Richard MacKarness who wrote Eat Fat Grow Slim has the following theory:
"In 1950 at the Royal Society of Medicine in London, Professor Sir Charles Dodds, who is in charge of the Courtauld Institute of Biochemistry at the Middlesex Hospital, described an experiment he had carried out.
He took people whose weights had been constant for many years and persuaded them to eat double or treble their normal amount of food. They did not put on weight.
He showed that this was not due to a failure to digest or assimilate the extra food and suggested that they responded to over-eating by increasing their metabolic rate (rate of food using) and thus burned up the extra calories.
He then over-fed people whose weights had not remained constant in the past and found that they showed no increase in metabolism but became fat.
So two people of the same size, doing the same work and eating the same food will react quite differently when they overeat. One will stay the same weight and the other will gain.
We all know that this is true even without scientific proof and yet the fact has not been taken into account or explained by any of the experts who write popular books and articles about slimming.
They write as though fat people and thin people deal with food in the same way. Here is the medical correspondent of The Times (11th March, 1957) On the subject:
" It is no use saying as so many women do 'But I eat practically nothing.' The only answer to this is: No matter how little you imagine you eat, if you wish to lose weight you must eat less.' Your reserves of far are then called on to provide the necessary energy-and you lose weight."
The doctor who wrote these rather heartless words may fairly he taken as representative of medical opinion to-day. He is applying the teachings of William Wadd, Surgeon Extraordinary to the Prince Regent, who in 1829 attributed obesity to "an over-indulgence at the table" and gave, as the first principle of treatment, "taking food that has little nutrition in it."
Fat people can certainly lose weight by this method but what do they feel like while they are doing it? Terrible!
Ask any fat person who has tried it.
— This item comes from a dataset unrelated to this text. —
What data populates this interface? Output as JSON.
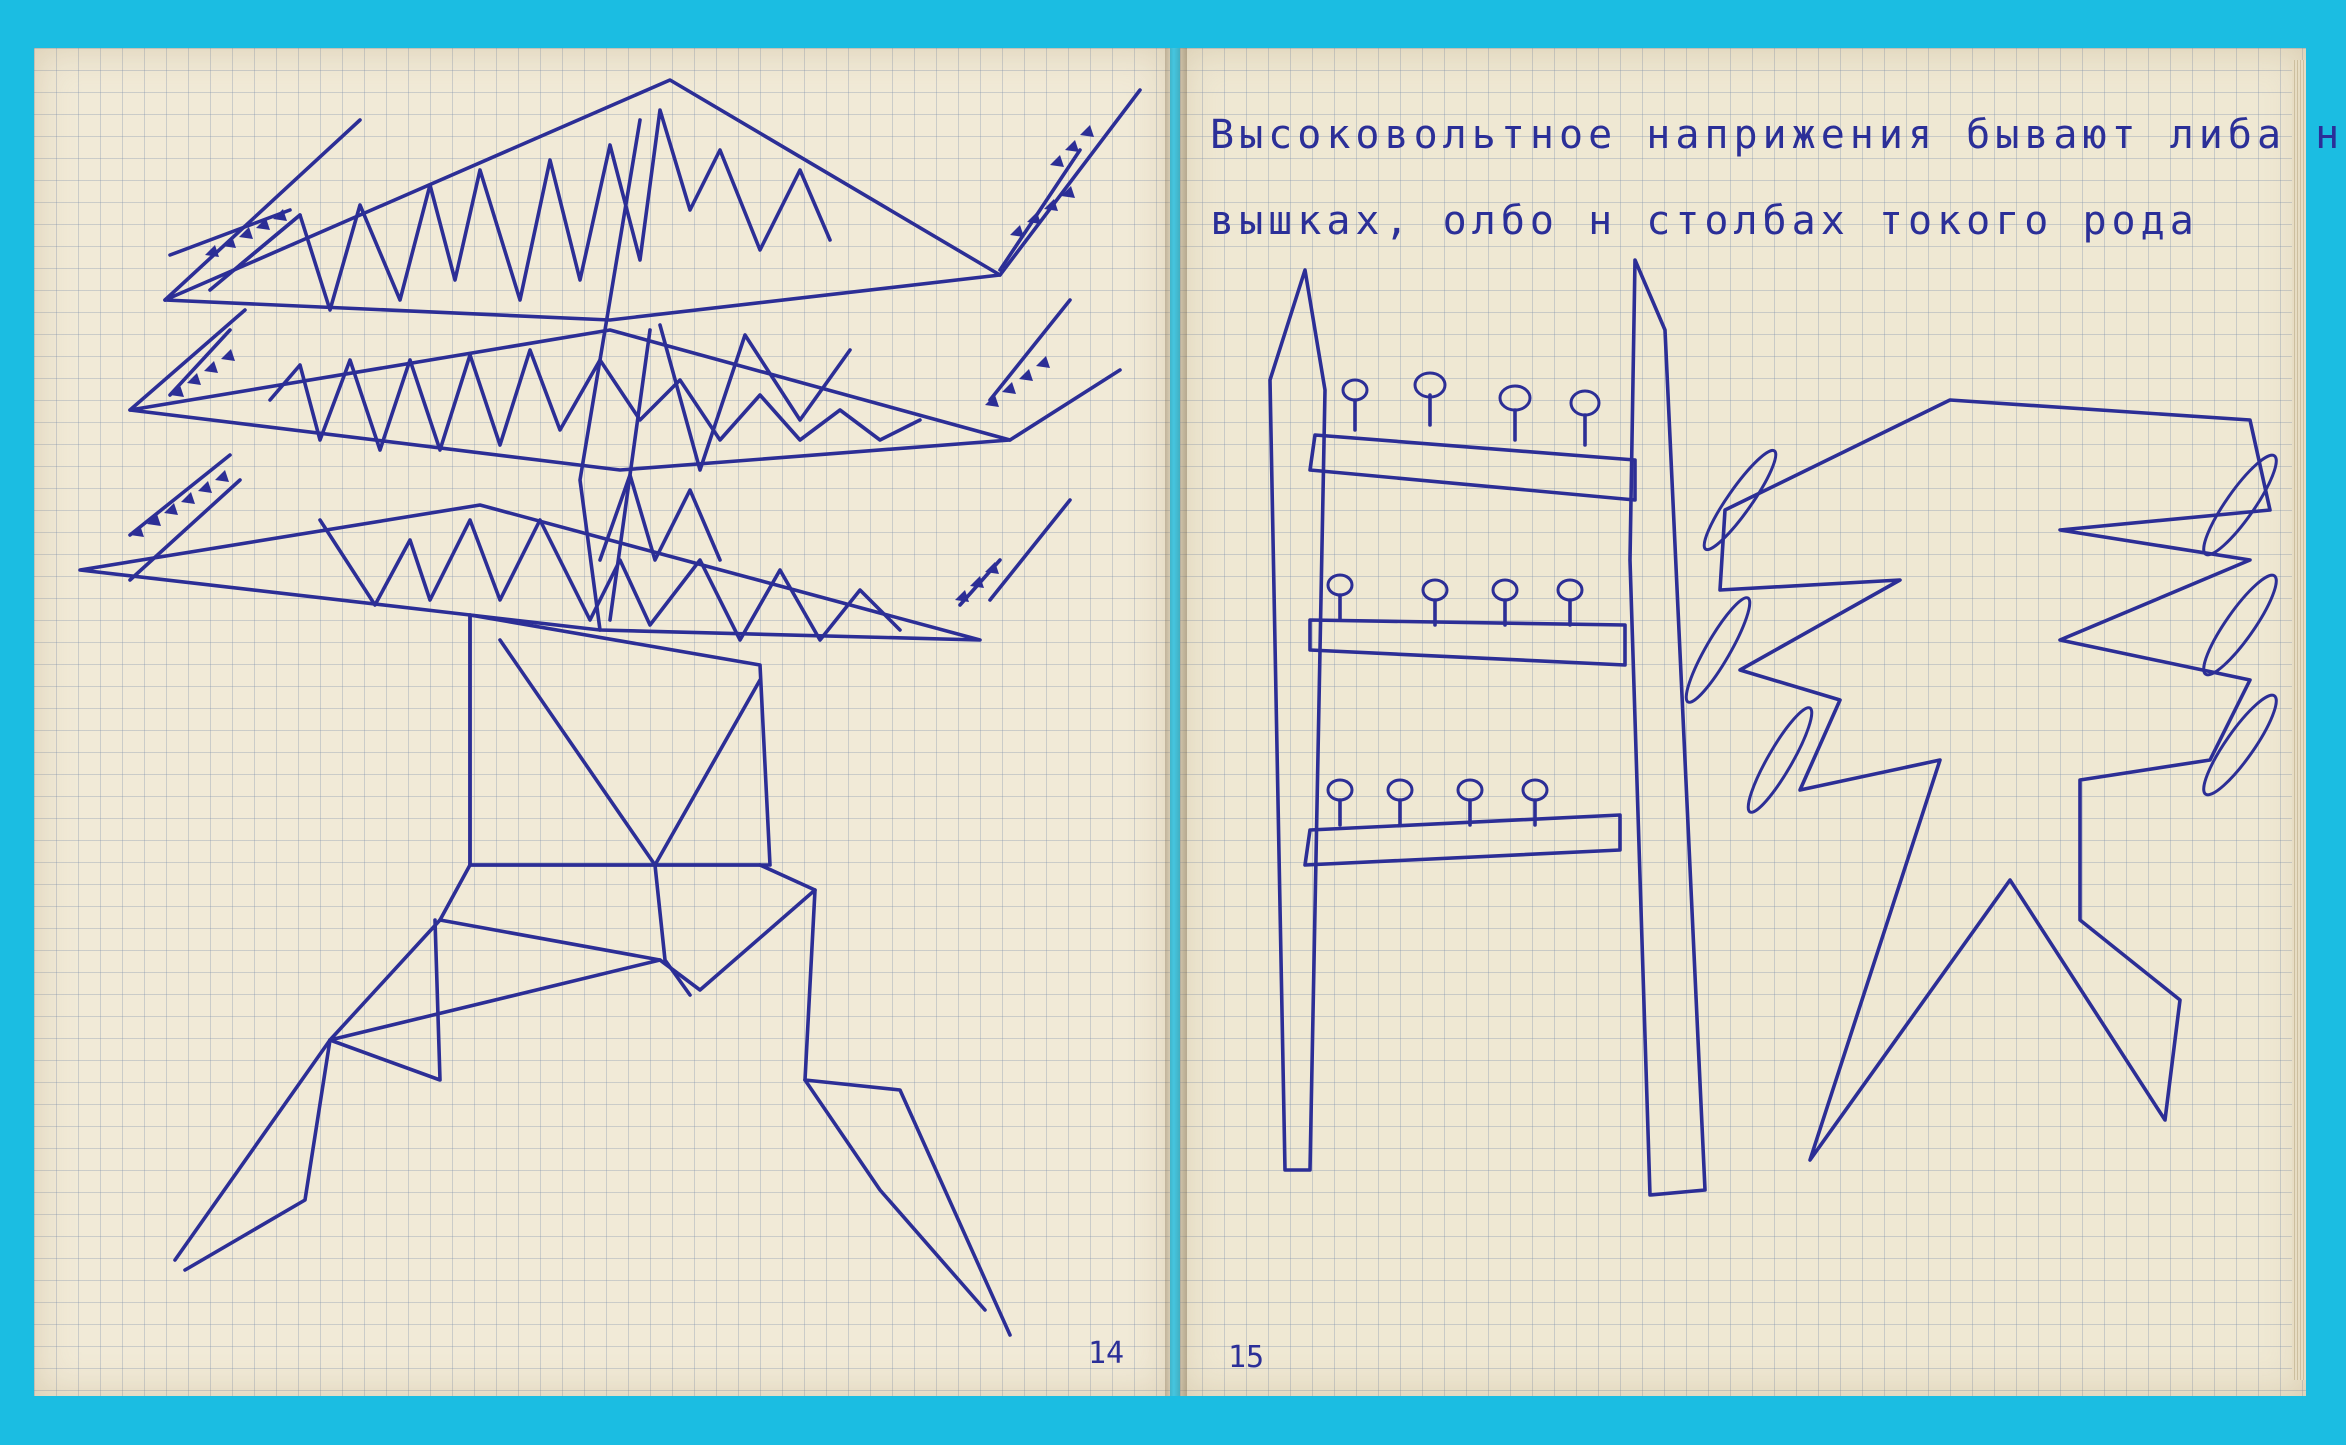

Many of these unfortunate people really do eat less than people of normal proportions and still they put on weight, and when they go on a strict low-calorie diet which does get weight off, they feel tired and irritable because they are subjecting themselves to starvation. Worse still, when they have reduced and feel they can eat a little more, up shoots their weight again in no time, on quite a moderate food intake.
It is all most discouraging. "Surely there must be some better way of going about it," they say. This book explains that there is. To-day a lot more is known about how fat people get fat and why. Many of the facts have been known for years, but because they have not fitted in with current theories on obesity, they have been ignored.
In the last ten years, however, atomic research has given the physiologist enormous help in unravelling the biochemical reactions which go on in the body.
Radio-active isotopes have been used to " tag " chemical substances so that their progress through the body could be followed, in the same way as birds are tagged in order to establish the paths of their migration.
By this means, details of the metabolism of fats and carbohydrates, previously shrouded in mystery, have been clarified and with the new information so gained old experimental findings have been given new interpretations and the jigsaw of seemingly contradictory facts about obesity has clicked into a recognisable picture.
The first thing to realise is that it is carbohydrate (starch and sugar) and carbohydrate only which fattens fat people.
Here is what happens when Mr. Constant-Weight has too much carbohydrate to eat: The extra food causes an increase in metabolism that burns the excess calories consumed. Nothing is left over for laying down as fat.
When Mr Fatten-Easily eats too much bread, cake and potatoes, the picture is entirely different: his metabolic rate does not increase. Why does he fail to burn up the excess? The answer is the real reason for his obesity: BECAUSE HE HAS A DEFECTIVE CAPACITY FOR DEALING WITH CARBOHYDRATES."
Your friend is definitely a constant-weight.
And the current outlook on obesity still has not changed. People are still counting calories and reducing fat even though they are low-carbing.